One thing Hunt did do that his predecessor Kwasi Kwarteng didn’t—to the chagrin of many observers—was seek analysis of his plans from the Office for Budget Responsibility (OBR). And this is where this proposal gets (somewhat) interesting, in our view. The OBR drew the attention of many commentators we follow by declaring the UK in a recession—a broad, lasting decline in economic output—that would likely run through early 2024.[iv] Now, mind you, the OBR isn’t the official arbiter of UK recessions (there isn’t one) and all this amounts to is a forecast. Perhaps a UK recession does loom—we see that as very possible. Perhaps it indeed began with Q3’s GDP decline, as the OBR anticipates.[v] Yet publications we monitor left and right latched onto the OBR’s forecast and started touting not only recession outlooks, but long recession.

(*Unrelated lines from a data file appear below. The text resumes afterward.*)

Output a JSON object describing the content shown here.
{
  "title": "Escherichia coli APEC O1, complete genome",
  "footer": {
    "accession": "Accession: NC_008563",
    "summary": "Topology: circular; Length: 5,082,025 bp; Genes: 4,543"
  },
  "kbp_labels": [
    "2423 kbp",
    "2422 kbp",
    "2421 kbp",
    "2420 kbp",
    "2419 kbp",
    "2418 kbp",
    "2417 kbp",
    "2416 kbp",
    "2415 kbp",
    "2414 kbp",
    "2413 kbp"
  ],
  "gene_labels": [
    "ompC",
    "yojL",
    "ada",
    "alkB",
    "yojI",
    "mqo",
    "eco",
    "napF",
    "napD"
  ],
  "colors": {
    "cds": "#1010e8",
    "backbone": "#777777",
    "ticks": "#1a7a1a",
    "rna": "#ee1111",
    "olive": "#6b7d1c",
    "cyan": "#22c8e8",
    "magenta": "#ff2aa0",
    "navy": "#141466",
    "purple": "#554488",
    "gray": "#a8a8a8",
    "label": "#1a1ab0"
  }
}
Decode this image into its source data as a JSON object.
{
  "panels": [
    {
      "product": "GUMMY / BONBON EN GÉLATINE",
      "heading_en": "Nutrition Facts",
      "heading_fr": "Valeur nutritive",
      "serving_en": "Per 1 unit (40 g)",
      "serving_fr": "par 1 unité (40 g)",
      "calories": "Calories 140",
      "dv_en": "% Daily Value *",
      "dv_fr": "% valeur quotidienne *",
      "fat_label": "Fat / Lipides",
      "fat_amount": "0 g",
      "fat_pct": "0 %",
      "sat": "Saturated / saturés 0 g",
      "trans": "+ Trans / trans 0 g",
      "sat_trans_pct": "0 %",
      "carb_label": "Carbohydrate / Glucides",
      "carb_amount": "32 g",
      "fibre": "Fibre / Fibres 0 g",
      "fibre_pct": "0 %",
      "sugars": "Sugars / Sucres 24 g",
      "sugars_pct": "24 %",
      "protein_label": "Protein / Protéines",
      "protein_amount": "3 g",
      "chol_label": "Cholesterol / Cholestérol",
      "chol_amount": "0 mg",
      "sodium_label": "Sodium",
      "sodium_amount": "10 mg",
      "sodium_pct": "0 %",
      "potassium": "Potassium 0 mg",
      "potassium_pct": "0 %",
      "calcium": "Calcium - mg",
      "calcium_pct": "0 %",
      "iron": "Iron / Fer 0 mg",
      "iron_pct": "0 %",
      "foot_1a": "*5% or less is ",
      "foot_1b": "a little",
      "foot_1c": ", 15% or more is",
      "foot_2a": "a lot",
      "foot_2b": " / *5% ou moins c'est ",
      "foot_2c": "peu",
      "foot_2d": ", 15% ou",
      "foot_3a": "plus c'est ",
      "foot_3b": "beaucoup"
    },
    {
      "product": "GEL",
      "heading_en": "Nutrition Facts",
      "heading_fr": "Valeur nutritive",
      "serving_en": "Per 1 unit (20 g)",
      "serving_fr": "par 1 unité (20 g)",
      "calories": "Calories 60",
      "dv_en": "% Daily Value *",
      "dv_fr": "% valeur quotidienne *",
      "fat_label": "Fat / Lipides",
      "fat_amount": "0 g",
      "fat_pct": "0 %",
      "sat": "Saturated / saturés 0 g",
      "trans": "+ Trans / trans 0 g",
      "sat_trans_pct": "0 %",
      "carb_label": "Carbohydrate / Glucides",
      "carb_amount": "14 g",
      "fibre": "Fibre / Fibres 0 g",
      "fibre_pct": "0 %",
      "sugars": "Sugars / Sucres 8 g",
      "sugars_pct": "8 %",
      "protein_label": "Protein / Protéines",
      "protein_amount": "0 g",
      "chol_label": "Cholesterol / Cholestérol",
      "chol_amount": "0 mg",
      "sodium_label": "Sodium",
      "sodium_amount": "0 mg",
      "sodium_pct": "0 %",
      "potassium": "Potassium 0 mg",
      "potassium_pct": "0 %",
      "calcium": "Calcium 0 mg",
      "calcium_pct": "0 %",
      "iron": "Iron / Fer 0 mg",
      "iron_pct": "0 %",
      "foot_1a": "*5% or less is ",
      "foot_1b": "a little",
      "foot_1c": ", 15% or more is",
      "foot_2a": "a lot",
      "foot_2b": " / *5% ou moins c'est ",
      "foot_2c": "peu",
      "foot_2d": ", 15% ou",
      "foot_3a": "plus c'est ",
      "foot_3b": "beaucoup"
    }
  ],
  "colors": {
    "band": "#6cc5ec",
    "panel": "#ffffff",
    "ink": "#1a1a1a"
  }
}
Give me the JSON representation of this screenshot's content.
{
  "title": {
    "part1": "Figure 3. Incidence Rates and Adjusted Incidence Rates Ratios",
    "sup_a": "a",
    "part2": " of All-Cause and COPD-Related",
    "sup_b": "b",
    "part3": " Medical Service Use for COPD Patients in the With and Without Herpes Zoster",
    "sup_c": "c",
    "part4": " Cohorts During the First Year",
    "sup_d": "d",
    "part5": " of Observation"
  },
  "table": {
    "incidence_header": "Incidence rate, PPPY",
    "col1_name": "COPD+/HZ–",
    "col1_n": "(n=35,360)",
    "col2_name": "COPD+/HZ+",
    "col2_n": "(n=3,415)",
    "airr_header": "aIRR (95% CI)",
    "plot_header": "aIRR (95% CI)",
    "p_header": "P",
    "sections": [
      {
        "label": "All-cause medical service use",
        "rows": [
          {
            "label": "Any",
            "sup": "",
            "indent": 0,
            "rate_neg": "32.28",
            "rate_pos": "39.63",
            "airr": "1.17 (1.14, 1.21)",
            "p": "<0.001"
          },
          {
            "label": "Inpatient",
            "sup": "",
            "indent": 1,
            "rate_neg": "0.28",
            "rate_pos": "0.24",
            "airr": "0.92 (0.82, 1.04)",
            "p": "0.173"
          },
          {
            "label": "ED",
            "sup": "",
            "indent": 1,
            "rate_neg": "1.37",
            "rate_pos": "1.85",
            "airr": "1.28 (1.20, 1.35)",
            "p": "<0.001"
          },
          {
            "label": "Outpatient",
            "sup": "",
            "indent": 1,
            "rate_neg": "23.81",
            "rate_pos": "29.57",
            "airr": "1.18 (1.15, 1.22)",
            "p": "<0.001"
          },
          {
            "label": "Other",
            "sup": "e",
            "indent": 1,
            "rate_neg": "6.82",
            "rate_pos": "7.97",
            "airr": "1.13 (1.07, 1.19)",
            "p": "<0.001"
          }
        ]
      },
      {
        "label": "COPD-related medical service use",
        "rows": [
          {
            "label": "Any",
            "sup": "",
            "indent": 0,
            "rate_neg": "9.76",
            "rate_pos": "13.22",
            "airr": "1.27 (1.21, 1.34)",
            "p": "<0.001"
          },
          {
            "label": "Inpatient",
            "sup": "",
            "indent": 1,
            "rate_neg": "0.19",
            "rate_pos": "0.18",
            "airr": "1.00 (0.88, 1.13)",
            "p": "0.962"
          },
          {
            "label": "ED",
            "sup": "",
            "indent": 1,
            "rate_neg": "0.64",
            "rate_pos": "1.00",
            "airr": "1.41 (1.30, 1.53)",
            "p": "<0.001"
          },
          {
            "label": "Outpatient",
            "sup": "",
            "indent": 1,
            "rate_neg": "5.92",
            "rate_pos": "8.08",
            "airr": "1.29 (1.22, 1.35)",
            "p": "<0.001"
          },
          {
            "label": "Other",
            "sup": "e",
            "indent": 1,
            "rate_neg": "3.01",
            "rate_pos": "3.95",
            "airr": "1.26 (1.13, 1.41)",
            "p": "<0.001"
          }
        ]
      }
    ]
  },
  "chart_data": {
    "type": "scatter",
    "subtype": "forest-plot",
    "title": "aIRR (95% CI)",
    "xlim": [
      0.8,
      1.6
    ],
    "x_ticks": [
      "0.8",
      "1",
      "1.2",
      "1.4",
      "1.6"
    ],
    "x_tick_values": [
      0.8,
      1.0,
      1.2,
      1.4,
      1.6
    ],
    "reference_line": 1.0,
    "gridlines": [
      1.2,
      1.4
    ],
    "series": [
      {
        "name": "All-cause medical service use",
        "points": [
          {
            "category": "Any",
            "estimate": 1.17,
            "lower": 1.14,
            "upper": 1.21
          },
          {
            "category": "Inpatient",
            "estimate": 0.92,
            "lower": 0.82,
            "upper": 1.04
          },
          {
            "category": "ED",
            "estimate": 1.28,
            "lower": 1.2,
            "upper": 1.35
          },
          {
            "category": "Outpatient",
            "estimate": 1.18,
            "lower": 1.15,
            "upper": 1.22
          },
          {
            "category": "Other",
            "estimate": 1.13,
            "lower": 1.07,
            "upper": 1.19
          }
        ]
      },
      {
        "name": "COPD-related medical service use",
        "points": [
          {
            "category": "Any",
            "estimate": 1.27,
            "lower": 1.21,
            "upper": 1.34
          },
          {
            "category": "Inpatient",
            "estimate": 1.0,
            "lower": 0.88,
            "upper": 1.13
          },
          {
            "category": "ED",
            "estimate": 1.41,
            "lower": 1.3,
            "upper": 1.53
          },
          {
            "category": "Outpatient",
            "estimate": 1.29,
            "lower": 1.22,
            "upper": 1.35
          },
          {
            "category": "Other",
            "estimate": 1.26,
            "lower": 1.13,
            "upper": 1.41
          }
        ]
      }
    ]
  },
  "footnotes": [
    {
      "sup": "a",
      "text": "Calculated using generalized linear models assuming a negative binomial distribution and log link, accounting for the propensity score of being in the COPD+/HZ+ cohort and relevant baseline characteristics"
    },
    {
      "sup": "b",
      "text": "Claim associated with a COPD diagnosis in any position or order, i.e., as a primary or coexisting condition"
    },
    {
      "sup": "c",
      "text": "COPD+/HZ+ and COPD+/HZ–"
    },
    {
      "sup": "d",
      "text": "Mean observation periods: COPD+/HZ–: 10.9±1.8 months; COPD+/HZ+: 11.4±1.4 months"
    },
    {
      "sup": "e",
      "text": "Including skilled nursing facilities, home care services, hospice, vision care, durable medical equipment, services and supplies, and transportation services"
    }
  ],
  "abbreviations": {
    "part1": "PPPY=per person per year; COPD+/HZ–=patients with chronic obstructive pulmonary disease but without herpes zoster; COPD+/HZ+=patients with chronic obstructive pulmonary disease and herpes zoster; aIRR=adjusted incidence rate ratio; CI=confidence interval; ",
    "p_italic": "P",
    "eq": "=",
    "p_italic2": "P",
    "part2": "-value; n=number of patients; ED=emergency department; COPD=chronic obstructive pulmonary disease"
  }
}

Most commentators’ takes on the budget and all matters surrounding it are politicised—on party lines, pro-Brexit vs. anti-Brexit lines or even those invested in particular personalities within the Conservative Party. We think investors benefit from setting it all aside. As we showed you mere weeks ago, the UK doesn’t have a debt problem, fiscal hole tied to inflation aid notwithstanding. Hunt’s allegedly tough choices in small and mostly 2024 tax hikes and a slower pace of spending growth may be a minor economic headwind, but that is about it, in our view. Bear in mind, too, that the last time the UK tried this brand of austerity, our research revealed spending routinely rose more than the initial plans as the government kept kicking the can. Fiscal policy is always subject to change. It may be particularly so in the UK, where the next general election is due by January 2025, setting up some seemingly wonderful political timing if the government decides to cancel some of those 2024 tax hikes at the last minute.

The key thing we glean from the widespread attention heaped on a pretty boring budget announcement is this: We think all the noise around it, the recession forecast and the discussion of what is good and bad for markets really shows you how dour people are toward the UK economy. Whilst it may be hard to appreciate in the here and now, we think that dour sentiment suggests reality shouldn’t have too tough of a time delivering positive surprise.

[i] Source: FactSet, as of 22/11/2022. Statement based on MSCI UK IMI Index returns with gross dividends and 10-year UK Gilt yields, 17/11/2022 – 18/11/2022.

[ii] Ibid.

[iii] “Autumn Statement 2022,” The Government of the United Kingdom, 17/11/2022.

[iv] “OBR Sees UK GDP Falling 2% in Over a Year of Recession,” Staff, Reuters, 17/11/2022. Accessed through Yahoo! News.

[v] Source: FactSet, as of 22/11/2022.